Taiwan teams with US firm Kratos to build attack drones to counter China
2 min readUS-based Kratos Defence and Taiwan’s military have successfully tested a new jet-powered attack drone, a move aimed at rapidly boosting the island’s ability to field “large numbers” of low-cost drones amid a rising Chinese threat.
In a recent test campaign at Kratos’ facility in Oklahoma City, engineers from both sides validated the integration of a Taiwanese mission payload on the Mighty Hornet IV attack drone, Kratos said in a statement on Thursday.
Kratos called the test a “milestone” that could pave the way for deeper cooperation between the company and Taiwan’s top military research body, the National Chung-Shan Institute of Science and Technology (NCSIST).
The effort comes as Taiwan seeks to expand security ties with the United States, including jointly developing and manufacturing weapons, while China steps up military pressure to force the democratically governed island to accept Beijing’s sovereignty claims.

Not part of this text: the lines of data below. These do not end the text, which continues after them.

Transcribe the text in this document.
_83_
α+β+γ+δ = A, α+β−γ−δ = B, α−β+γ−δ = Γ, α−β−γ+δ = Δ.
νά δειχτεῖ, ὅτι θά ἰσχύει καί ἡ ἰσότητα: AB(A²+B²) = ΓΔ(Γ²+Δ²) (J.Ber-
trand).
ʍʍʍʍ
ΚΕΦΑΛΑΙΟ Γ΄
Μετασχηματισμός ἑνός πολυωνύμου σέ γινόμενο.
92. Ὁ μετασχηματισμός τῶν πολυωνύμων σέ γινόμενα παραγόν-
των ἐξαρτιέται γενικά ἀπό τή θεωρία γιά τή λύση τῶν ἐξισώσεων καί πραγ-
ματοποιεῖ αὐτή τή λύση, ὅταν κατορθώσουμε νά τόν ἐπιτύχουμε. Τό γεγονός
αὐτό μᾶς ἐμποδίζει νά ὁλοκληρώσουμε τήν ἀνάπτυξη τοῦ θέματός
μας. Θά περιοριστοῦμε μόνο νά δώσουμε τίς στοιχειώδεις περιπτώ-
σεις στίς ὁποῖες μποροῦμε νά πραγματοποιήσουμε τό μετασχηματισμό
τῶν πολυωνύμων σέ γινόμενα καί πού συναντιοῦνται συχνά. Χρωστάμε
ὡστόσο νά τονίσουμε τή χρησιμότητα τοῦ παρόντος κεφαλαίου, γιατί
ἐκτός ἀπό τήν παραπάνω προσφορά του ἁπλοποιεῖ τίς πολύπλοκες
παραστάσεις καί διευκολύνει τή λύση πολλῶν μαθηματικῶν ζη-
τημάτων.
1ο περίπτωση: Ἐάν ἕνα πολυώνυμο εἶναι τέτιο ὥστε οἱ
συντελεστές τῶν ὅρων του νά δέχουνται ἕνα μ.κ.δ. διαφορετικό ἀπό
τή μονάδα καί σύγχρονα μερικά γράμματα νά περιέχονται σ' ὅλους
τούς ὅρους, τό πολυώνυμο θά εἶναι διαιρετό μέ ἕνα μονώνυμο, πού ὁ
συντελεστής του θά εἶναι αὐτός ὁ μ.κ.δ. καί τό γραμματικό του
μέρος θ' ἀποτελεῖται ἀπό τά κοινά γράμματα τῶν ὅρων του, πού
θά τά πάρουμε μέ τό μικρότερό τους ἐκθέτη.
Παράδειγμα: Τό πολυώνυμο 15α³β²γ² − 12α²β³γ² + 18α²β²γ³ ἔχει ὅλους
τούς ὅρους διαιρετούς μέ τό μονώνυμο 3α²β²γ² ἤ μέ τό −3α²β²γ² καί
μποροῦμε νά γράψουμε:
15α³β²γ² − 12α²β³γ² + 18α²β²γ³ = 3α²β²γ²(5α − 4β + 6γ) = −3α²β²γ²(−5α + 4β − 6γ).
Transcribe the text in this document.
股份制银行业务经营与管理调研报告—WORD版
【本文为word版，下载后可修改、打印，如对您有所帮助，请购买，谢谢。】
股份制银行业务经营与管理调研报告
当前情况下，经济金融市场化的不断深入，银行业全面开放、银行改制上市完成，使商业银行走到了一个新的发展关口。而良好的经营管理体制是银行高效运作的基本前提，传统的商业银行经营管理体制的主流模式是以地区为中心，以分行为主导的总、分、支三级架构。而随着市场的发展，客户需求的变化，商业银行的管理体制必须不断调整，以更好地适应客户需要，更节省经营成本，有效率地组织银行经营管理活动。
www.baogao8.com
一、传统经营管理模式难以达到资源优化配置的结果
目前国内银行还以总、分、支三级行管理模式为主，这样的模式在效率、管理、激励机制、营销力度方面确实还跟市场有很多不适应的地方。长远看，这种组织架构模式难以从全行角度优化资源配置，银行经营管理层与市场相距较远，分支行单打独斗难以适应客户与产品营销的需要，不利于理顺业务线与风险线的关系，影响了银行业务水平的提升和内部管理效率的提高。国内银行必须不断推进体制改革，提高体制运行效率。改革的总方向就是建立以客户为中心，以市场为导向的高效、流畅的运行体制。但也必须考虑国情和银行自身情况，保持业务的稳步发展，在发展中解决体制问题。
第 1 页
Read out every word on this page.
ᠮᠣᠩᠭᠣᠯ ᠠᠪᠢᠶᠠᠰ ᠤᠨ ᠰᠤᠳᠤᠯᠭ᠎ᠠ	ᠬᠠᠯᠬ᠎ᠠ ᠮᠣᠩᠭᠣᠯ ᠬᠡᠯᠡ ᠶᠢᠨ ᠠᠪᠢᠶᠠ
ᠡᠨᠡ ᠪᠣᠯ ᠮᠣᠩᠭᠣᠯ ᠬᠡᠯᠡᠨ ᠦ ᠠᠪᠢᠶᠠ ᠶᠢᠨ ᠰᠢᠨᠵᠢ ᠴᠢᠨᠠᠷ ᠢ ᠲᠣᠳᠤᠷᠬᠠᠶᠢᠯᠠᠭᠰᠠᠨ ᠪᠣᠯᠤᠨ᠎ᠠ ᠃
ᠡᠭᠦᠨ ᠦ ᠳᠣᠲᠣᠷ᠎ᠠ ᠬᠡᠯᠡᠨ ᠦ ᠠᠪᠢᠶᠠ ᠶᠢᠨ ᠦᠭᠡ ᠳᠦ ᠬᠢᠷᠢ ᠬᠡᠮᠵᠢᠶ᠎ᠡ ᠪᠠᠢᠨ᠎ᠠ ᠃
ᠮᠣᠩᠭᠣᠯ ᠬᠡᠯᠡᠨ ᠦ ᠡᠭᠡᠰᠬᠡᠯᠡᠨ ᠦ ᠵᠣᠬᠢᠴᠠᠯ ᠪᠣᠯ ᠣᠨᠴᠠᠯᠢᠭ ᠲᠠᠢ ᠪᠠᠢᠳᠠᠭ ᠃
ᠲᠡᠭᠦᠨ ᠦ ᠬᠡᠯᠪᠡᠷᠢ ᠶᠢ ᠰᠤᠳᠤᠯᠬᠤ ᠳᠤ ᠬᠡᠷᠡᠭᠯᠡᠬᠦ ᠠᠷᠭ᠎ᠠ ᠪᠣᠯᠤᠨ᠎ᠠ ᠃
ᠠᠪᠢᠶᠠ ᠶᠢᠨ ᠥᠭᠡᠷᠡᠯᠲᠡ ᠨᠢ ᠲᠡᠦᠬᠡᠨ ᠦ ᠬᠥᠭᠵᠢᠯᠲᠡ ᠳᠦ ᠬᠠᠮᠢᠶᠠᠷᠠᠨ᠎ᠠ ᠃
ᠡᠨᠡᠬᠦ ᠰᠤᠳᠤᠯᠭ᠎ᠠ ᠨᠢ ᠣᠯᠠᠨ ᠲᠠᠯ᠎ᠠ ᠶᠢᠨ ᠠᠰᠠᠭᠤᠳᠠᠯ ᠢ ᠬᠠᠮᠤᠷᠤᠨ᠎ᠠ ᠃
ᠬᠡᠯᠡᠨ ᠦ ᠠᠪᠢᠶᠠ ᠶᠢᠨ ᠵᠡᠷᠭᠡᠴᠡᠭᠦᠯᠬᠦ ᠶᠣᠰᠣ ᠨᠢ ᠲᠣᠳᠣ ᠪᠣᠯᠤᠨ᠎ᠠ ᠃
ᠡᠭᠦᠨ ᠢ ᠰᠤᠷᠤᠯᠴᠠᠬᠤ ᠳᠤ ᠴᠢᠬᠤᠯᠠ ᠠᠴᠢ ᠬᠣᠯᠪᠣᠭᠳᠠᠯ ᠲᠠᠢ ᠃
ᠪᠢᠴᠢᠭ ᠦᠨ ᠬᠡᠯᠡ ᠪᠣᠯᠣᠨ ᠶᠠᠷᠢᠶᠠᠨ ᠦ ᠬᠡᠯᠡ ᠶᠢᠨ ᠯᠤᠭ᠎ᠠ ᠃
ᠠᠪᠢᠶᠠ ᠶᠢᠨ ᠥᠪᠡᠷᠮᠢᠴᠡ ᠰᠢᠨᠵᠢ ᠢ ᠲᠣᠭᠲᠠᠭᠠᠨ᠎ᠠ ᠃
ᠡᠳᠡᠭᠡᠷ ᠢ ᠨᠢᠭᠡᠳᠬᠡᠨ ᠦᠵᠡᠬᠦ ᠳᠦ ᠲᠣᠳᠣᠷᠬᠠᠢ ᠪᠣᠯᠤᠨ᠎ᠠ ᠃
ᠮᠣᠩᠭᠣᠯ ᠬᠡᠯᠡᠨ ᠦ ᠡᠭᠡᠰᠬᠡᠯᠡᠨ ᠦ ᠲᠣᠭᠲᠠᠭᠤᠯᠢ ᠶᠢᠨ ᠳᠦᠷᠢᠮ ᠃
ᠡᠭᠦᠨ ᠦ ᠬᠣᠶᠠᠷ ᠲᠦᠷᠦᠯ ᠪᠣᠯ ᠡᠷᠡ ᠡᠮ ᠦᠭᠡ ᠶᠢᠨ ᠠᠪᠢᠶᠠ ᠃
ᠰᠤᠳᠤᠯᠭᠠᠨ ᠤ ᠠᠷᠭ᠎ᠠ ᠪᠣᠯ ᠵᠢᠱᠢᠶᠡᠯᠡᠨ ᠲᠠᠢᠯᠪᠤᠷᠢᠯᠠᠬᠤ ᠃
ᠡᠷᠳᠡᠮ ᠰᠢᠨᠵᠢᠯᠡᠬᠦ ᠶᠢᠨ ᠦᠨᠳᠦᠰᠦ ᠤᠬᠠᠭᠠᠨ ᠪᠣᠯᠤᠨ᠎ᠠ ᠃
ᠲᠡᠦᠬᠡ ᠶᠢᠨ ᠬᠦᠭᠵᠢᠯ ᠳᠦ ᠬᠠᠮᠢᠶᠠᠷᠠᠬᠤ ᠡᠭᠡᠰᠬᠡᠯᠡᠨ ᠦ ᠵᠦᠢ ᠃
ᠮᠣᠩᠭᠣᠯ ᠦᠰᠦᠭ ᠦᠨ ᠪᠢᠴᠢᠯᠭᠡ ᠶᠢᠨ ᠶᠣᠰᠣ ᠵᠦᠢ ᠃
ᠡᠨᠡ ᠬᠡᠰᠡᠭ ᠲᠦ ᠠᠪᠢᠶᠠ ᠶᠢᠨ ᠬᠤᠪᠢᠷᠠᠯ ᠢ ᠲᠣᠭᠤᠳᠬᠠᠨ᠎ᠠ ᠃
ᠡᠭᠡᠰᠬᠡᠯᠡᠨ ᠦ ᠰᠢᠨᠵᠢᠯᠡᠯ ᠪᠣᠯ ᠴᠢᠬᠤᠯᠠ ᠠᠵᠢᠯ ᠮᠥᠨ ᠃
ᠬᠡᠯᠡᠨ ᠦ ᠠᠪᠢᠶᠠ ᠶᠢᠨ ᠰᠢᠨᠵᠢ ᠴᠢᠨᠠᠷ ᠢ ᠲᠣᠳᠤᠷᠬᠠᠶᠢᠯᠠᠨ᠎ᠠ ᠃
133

In a statement, NCSIST described the project as a “new milestone in US-Taiwan defence technology collaboration,” saying such cooperation can shorten development timelines and meet Taiwan’s needs for “rapid countermeasures and long-range preemptive strikes.”
The Mighty Hornet IV is being developed as a low-cost, cruise missile-like weapon, and the two sides aim to base a “large quantity” of the systems in Taiwan as both a deterrent and a wartime asset, according to Kratos.
China, which views Taiwan as its own territory despite the island’s objections, has been sending warplanes and warships into the skies and waters around Taiwan on an almost daily basis in what Taipei calls “grey zone” tactics.
It held its latest large-scale war games near the island in late December.
The number of detected Chinese military aircraft, including fighters and drones, operating near Taiwan rose 23% in 2025 from a year earlier, Taiwan’s defence minister said this week.
Taipei has been working to secure cheaper, more numerous unmanned systems that are key to complicating any potential Chinese attack.